Did you notice the list of “nonconforming use certificates” for transient vacation rentals includes numerous units in several Waikiki condominiums, including the Royal Kuhio, 444 Nahua, Waikiki Banyan, and Waikiki Sunset.
The latter two condominiums operate as hotels managed by Aston.
The interesting thing is that although these buildings operate as hotels, their individual apartments pay property tax at the rate reserved for residences rather than the higher rate that applies to hotels.
The reader who called this to my attention noted:
Aston operates rental programs in each. If you look in the HTA
Visitor Plant Inventory you’ll see that the Sunset has over 300 units
in Aston’s program. It’s a very successful and lucrative operation
The units are taxed at the residential rate of $3.50/$1,000 rather
than the resort rate of $12.40/$1,000. It seems to me the City is
leaving big money on the table here, as there are a number of condo
hotels mauka of Kuhio Ave.
The Waikiki Sunset’s most recent annual report indicated just 4.14 percent of its 435 units are owner occupied. Most of the rest are likely in that rental pool.

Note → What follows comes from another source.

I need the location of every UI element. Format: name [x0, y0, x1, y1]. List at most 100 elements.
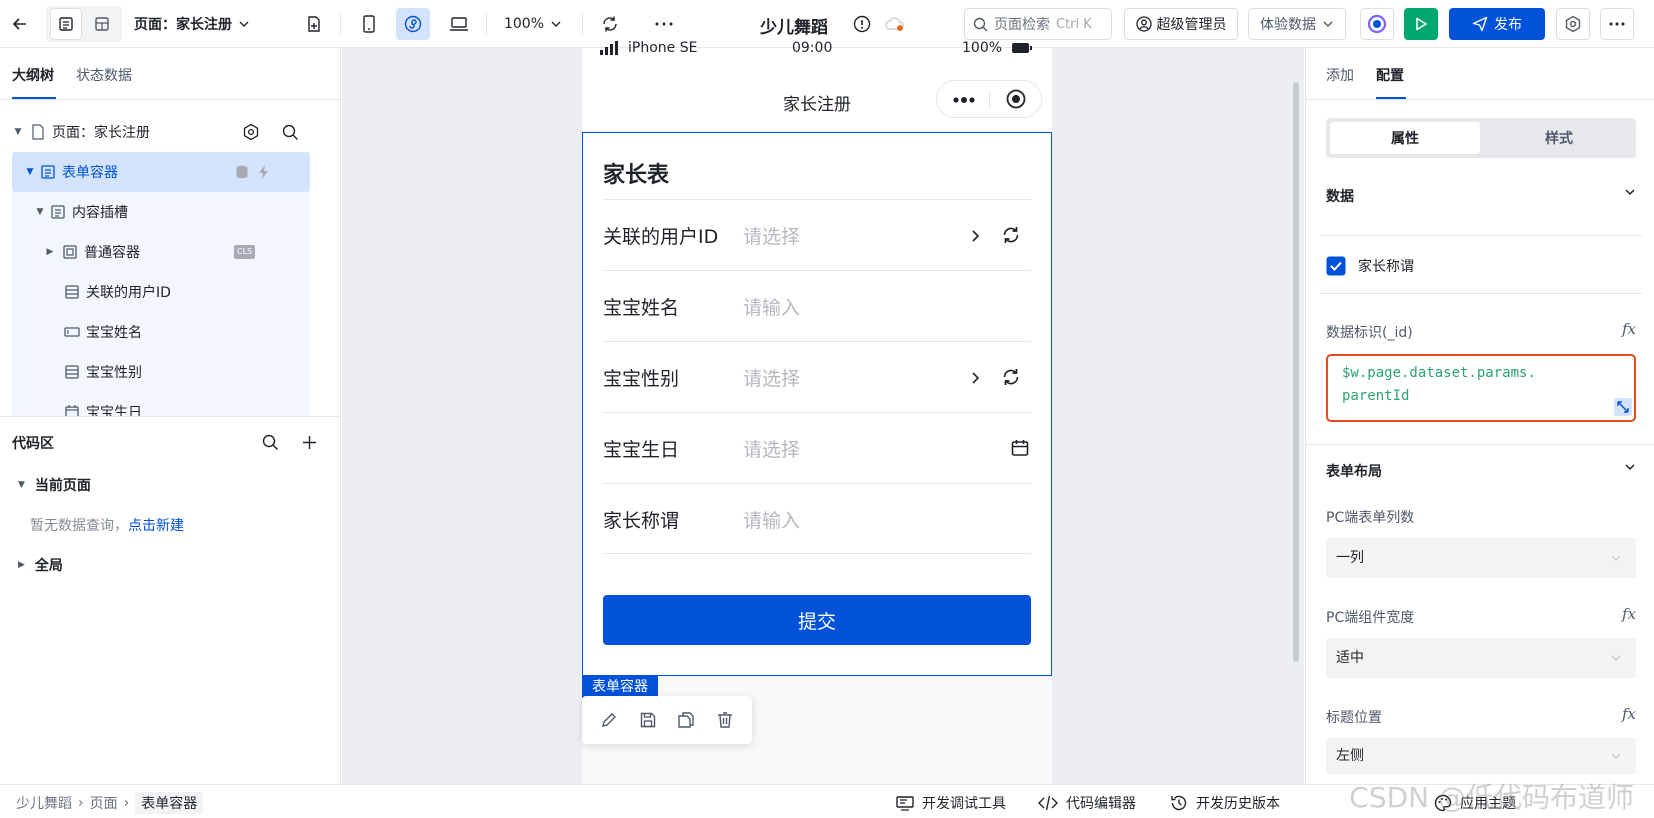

A condominium unit used for transient vacation rentals and appraised for tax purposes at $250,000, would have a tax bill of $875 annually if taxed at residential rates, while the same unit at hotel rates would pay $3,100 in real property tax. The city could certainly use those additional tax revenues.
Mayor Kirk Caldwell introduced a bill last year that would have put all transient vacation and bed-and-breakfast units into the “hotel and resort” category, taxing them at the higher “hotel” rate (see Bill 37-2013).
It went nowhere.
According to a newsletter put out by Council Chair Ernie Martin after that debate:
There were cries of protest from both sides of the TVU issue. Advocates for increasing the number of permitted TVUs contended that it was unfair to increase the proper tax on legal vacation rentals when the owners of unpermitted and thus illegal units would simply evade both a property tax increase and the general excise tax on rental revenue. Opponents of more TVU’s consider the tax proposal secondary to the real issue of the lack of enforcement of the rules and the failure to force compliance with laws already on the books.
I don’t understand the history of these condoles from the 1970s, and how they managed to operate as hotels without being taxes as hotels. There must be some interesting politics there.
In the meantime, perhaps the approach of Bill 37 could be targeted at the buildings that are operated as hotels relying on those “nonconforming use certificates.”
It would also be interesting to dig deeper into the economics of those condoles. How much of the revenue flows to individual owners, and how much is raked off by the hotel management company? Who controls the condominium boards, and how do those boards deal with the power of the hotel company? Is turnover high or low? Lots of questions that might yield interesting answers.